Taphos has been slightly more productive in English, producing at least one other word you might recognize—epitaph, which originally signified words written on a tomb. A cepotaph is a tomb in a garden, or a garden in which the ashes of the deceased are scattered. And a bibliotaph is a person who “buries” books—by keeping them under lock and key and refusing to let others see them. Taphophobia is a pathological fear of being buried alive, which (among other things) has given us Edgar Allen Poe’s short story “The Premature Burial” (1844), William Tebb and Edward Vollum’s Premature Burial And How It May Be Prevented: With Special Reference To Trance, Catalepsy, And Other Forms Of Suspended Animation (1896) and the patented Safety Coffin. Taphophilia, marginally more cheerfully, designates an urge to visit and admire the graves of prominent people. Those who pursue this interest are taphophiles (sometimes more dismissively called “tombstone tourists”).

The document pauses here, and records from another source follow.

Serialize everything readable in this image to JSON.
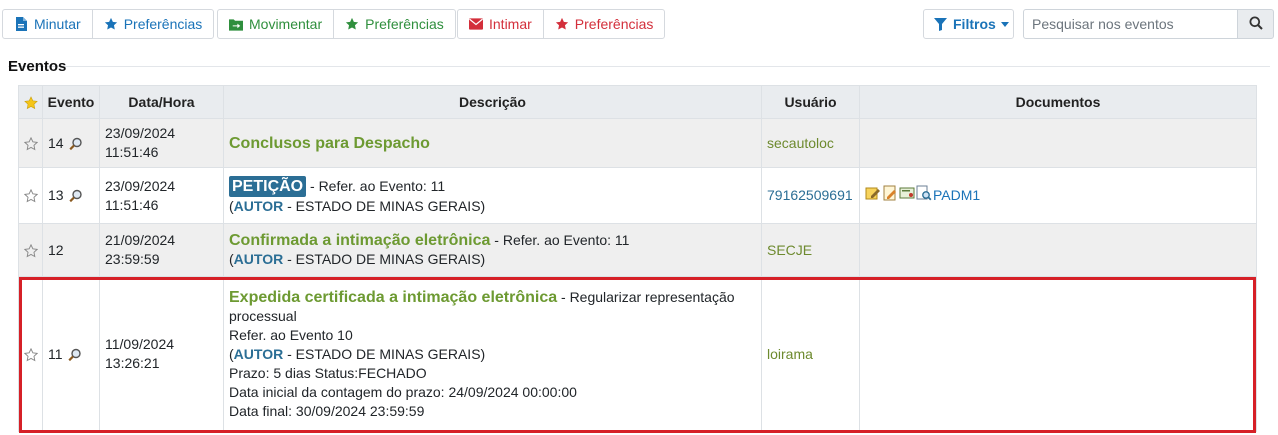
{
  "toolbar": {
    "group1": {
      "minutar": "Minutar",
      "preferencias": "Preferências"
    },
    "group2": {
      "movimentar": "Movimentar",
      "preferencias": "Preferências"
    },
    "group3": {
      "intimar": "Intimar",
      "preferencias": "Preferências"
    },
    "filters": "Filtros",
    "search_placeholder": "Pesquisar nos eventos"
  },
  "section_title": "Eventos",
  "table": {
    "headers": {
      "evento": "Evento",
      "data_hora": "Data/Hora",
      "descricao": "Descrição",
      "usuario": "Usuário",
      "documentos": "Documentos"
    },
    "rows": [
      {
        "evento": "14",
        "date": "23/09/2024",
        "time": "11:51:46",
        "title": "Conclusos para Despacho",
        "usuario": "secautoloc"
      },
      {
        "evento": "13",
        "date": "23/09/2024",
        "time": "11:51:46",
        "title": "PETIÇÃO",
        "refer": " - Refer. ao Evento: 11",
        "paren_open": "(",
        "autor": "AUTOR",
        "autor_rest": " - ESTADO DE MINAS GERAIS)",
        "usuario": "79162509691",
        "doc_link": "PADM1"
      },
      {
        "evento": "12",
        "date": "21/09/2024",
        "time": "23:59:59",
        "title": "Confirmada a intimação eletrônica",
        "refer": " - Refer. ao Evento: 11",
        "paren_open": "(",
        "autor": "AUTOR",
        "autor_rest": " - ESTADO DE MINAS GERAIS)",
        "usuario": "SECJE"
      },
      {
        "evento": "11",
        "date": "11/09/2024",
        "time": "13:26:21",
        "title": "Expedida certificada a intimação eletrônica",
        "title_rest": " - Regularizar representação processual",
        "refer": "Refer. ao Evento 10",
        "paren_open": "(",
        "autor": "AUTOR",
        "autor_rest": " - ESTADO DE MINAS GERAIS)",
        "prazo": "Prazo: 5 dias Status:FECHADO",
        "data_inicial": "Data inicial da contagem do prazo: 24/09/2024 00:00:00",
        "data_final": "Data final: 30/09/2024 23:59:59",
        "usuario": "loirama"
      }
    ]
  },
  "colors": {
    "accent_blue": "#1a73b8",
    "green": "#2f8f3d",
    "red": "#d32f3b",
    "title_green": "#6d9a32",
    "highlight_red": "#d62027"
  }
}
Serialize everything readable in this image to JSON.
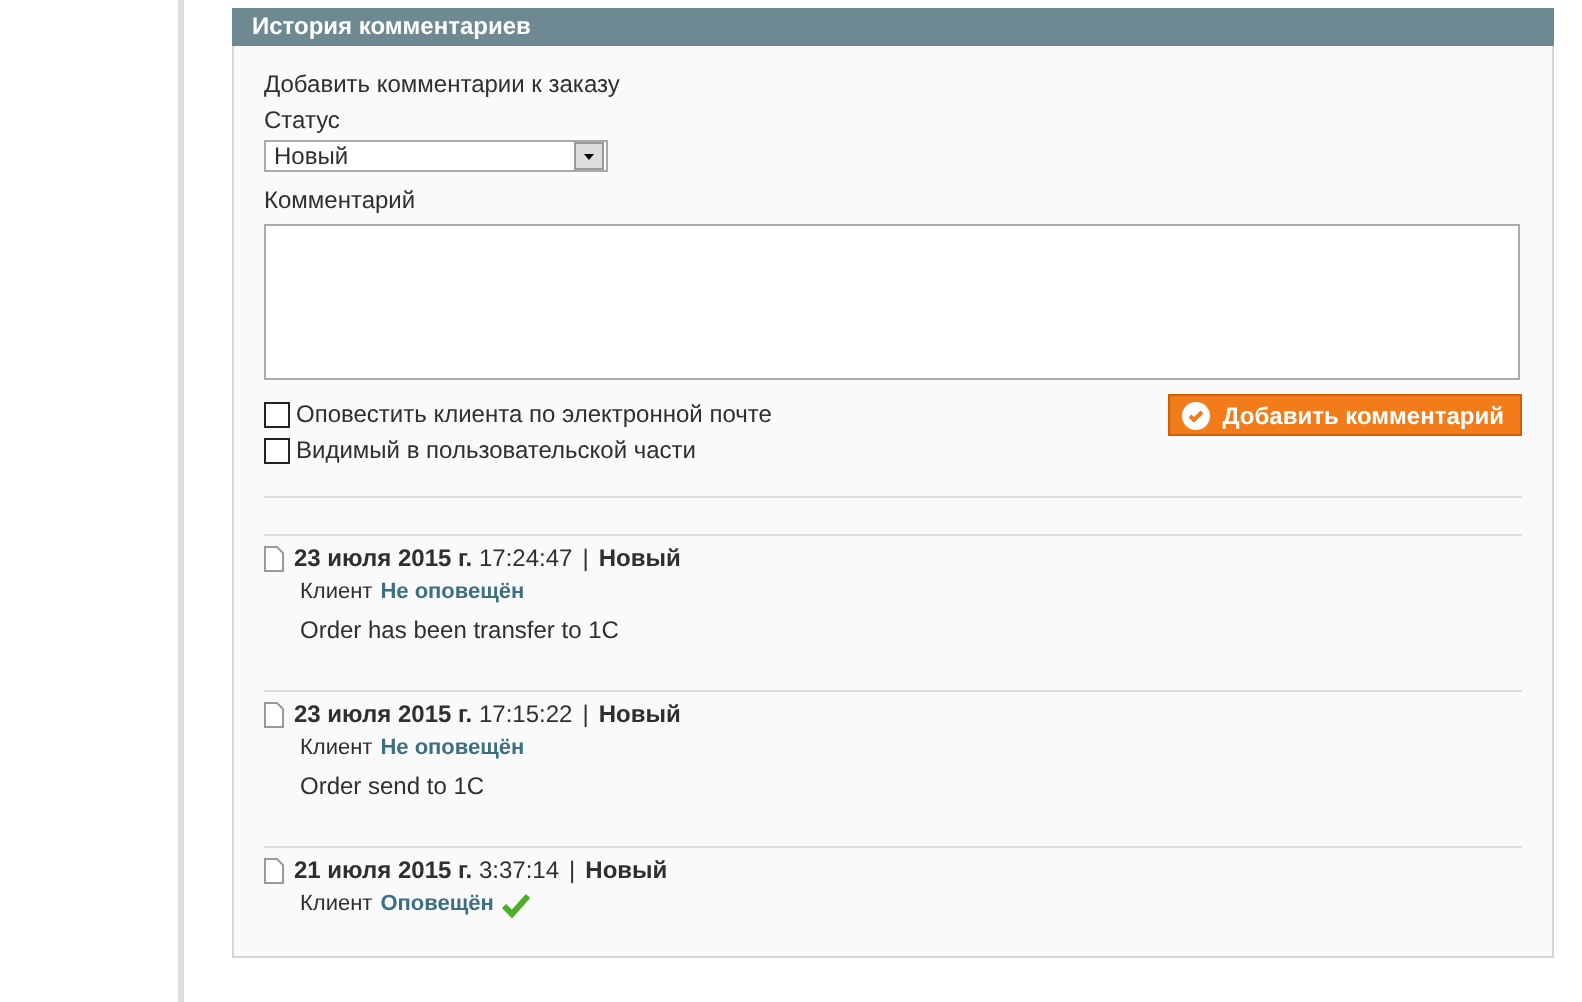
{
  "panel": {
    "title": "История комментариев"
  },
  "form": {
    "heading": "Добавить комментарии к заказу",
    "status_label": "Статус",
    "status_value": "Новый",
    "comment_label": "Комментарий",
    "checkboxes": [
      {
        "label": "Оповестить клиента по электронной почте",
        "checked": false
      },
      {
        "label": "Видимый в пользовательской части",
        "checked": false
      }
    ],
    "submit": "Добавить комментарий"
  },
  "history": [
    {
      "date": "23 июля 2015 г.",
      "time": "17:24:47",
      "separator": "|",
      "status": "Новый",
      "customer_label": "Клиент",
      "notified_text": "Не оповещён",
      "notified": false,
      "comment": "Order has been transfer to 1C"
    },
    {
      "date": "23 июля 2015 г.",
      "time": "17:15:22",
      "separator": "|",
      "status": "Новый",
      "customer_label": "Клиент",
      "notified_text": "Не оповещён",
      "notified": false,
      "comment": "Order send to 1C"
    },
    {
      "date": "21 июля 2015 г.",
      "time": "3:37:14",
      "separator": "|",
      "status": "Новый",
      "customer_label": "Клиент",
      "notified_text": "Оповещён",
      "notified": true
    }
  ]
}
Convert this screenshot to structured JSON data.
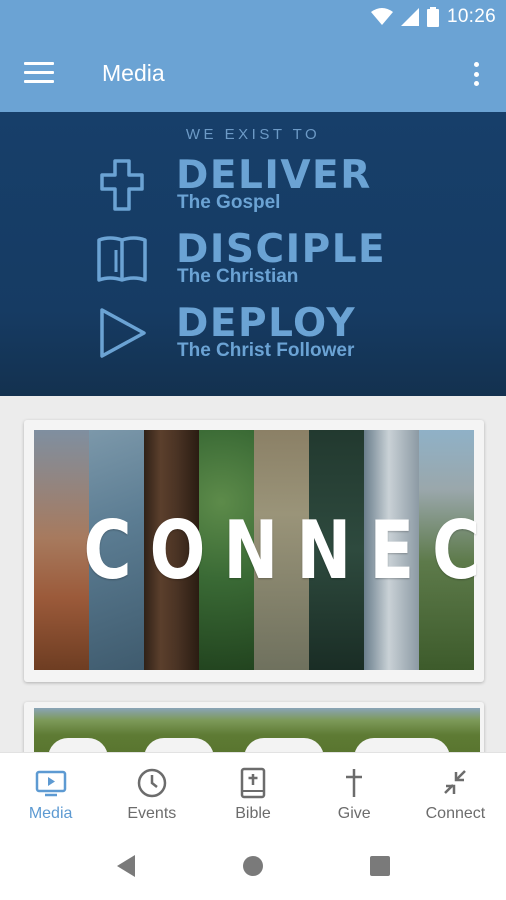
{
  "status_bar": {
    "time": "10:26"
  },
  "app_bar": {
    "title": "Media"
  },
  "hero": {
    "kicker": "WE EXIST TO",
    "rows": [
      {
        "big": "DELIVER",
        "small": "The Gospel",
        "icon": "cross-icon"
      },
      {
        "big": "DISCIPLE",
        "small": "The Christian",
        "icon": "bible-icon"
      },
      {
        "big": "DEPLOY",
        "small": "The Christ Follower",
        "icon": "play-icon"
      }
    ],
    "colors": {
      "background": "#173f6a",
      "accent": "#6ba3d4",
      "kicker": "#6d9ac6"
    }
  },
  "media_cards": [
    {
      "title": "CONNECT",
      "strip_colors": [
        "#9b5a3a",
        "#5c7d93",
        "#4a3324",
        "#3a6a35",
        "#8a8a6e",
        "#2e4a3e",
        "#a7b3bd",
        "#5d7a4a"
      ]
    },
    {
      "title": ""
    }
  ],
  "bottom_nav": {
    "items": [
      {
        "label": "Media",
        "icon": "tv-icon",
        "active": true
      },
      {
        "label": "Events",
        "icon": "clock-icon",
        "active": false
      },
      {
        "label": "Bible",
        "icon": "bible-icon",
        "active": false
      },
      {
        "label": "Give",
        "icon": "cross-icon",
        "active": false
      },
      {
        "label": "Connect",
        "icon": "compress-arrows-icon",
        "active": false
      }
    ]
  },
  "theme": {
    "primary": "#6ba3d4",
    "active_nav": "#5d9ad2",
    "inactive_nav": "#6c6c6c"
  }
}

Finally, taphonomy is both a branch of forensic pathology, studying the decay of corpses, and a branch of palaeontology dealing with the process of fossilization.

And I hope you’ve enjoyed the scattering of linguistic fossils I’ve unearthed for you today.

5 thoughts on “Cenotaph”

  1. Question

    If I only like to visit cemeteries but just to see ordinary dead people’s tombstones, do I qualify?

    Taphophilia, marginally more cheerfully, designates an urge to visit and admire the graves of prominent people. Those who pursue this interest are taphophiles (sometimes more dismissively called “tombstone tourists”).

    1. Good point. I hadn’t appreciated how many people are interested in funerary inscriptions and monuments generally. There seems to be quite a community. So, yes, no reason not to call them taphophiles, too, since it’s a label some of them use for themselves.

      1. I read that Edgar Allan Poe short story by accident when I was about 11. It still haunts me. uuggghhhh

        However, I recently had a fabulous guided tour of Highgate cemetery, so maybe I could become a taphophile.
        Interestingly, at the coffin of Robert Liston, the guide regaled us with the story of how he was the first person to administer anaesthesia in the UK…..
        …. it will not surprise you to learn that I felt moved to share the Scottish version of the history of UK anaesthesia with her :)))))

        1. Ah, the elusive Dr William Scott, who never quite revealed what the surgery was for which he “exhibited ether” in Dumfries.

  2. My hometown is adjacent to the city of Colma, California. Colma hosts most of the cemetaries on the San Francisco peninsula. The departed waaay outnumber the living in that town, by an order of magnitude. I used to walk through several of said cemetaries to admire some of the utterly magnificent tombs and mausoleums.

    A frequent stop was the grave of Wyatt Earp. (Who has a nice headstone by the way.)

    About twenty years ago in one out of the way plot with a small above ground tomb with a pond, surrounded by a metal fence all around, I discovered a hold out population of endangered California red legged frogs. (Exterpated from all the surrounding areas by habitat loss and the introduction of ravenous bullfrogs.) I was equal parts delighted and amazed to have found them. The whole plot was about five meters square.

    Since lately I’ve found the need to get my affairs in order I’ve decided to go the “urn on the mantleplace” route myself. With maybe a on-the-sly scattering at Filoli, a world class garden center.